It looks like the federal government is taking on housing discrimination.
According to a press release posted on the HUD website, the US Department of Housing and Urban Development will be investing $38 million into the Fair Housing Initiatives program as a way to fight housing discrimination.
A little bit for a lot of people
This money will be made available as grants to fund “a variety of critical fair housing activities, including fair housing testing in the rental and sales market, public education efforts, capacity building, and education and outreach activities.” Here’s how the money breaks down by activity group:
• 7.45 million goes into education and outreach. These activities go out into needy communities and let them know about their rights to fair housing under federal, state and local laws. A million dollars of this fund will run a national media campaign.
• $500,000 will fund initiatives that can expand the “capacity and effectiveness” of fair housing organizations. This should give state and local resources the money they need to effectively scale their operations
• $30.35 million will go to private organizations that investigate and enforce the Fair Housing Act.

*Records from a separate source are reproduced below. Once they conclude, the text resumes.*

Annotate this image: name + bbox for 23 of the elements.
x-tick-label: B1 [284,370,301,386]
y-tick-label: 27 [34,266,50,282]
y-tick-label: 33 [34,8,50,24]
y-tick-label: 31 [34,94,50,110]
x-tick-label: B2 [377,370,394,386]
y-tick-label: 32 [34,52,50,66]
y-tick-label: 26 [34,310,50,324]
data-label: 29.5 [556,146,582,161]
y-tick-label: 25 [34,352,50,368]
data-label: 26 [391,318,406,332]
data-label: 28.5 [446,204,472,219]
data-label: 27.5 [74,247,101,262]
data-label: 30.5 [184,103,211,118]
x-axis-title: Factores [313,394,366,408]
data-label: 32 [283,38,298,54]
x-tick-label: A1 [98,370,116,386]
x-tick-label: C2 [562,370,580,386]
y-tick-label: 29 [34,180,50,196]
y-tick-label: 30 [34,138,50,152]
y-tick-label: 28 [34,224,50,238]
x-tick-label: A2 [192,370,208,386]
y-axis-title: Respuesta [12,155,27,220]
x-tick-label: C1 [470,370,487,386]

This money will be invested over a multi-year period
It’s pretty clear from the monetary distribution that empowering the reporting and investigation of fair housing violations is a top priority. According to data from the National Fair Housing association, “it is estimated that there are over 4 million instances of housing discrimination annually in the rental market alone,” even though only 28,181 official complaints were logged last year. Moral of the story?
It’s a vastly underreported issue, and HUD is hoping that an education campaign will increase reported cases.
It’s also worth noting that private fair housing organizations processed 70 percent of complaints, a majority by a long shot. That’s why such a large chunk of the funding goes towards these enforcement agencies.
No better time
The overall funding comes at a crucial juncture too. In that same body of research, the National Fair Housing Association found an increase in housing discrimination activity in 2016 compared to 2015. Additionally, the worst of 2016’s activity seems to concentrate around the fall season, with an increase in hate crimes and harassment cases.
Agencies interested in applying for the grants must apply by September 18, 2017.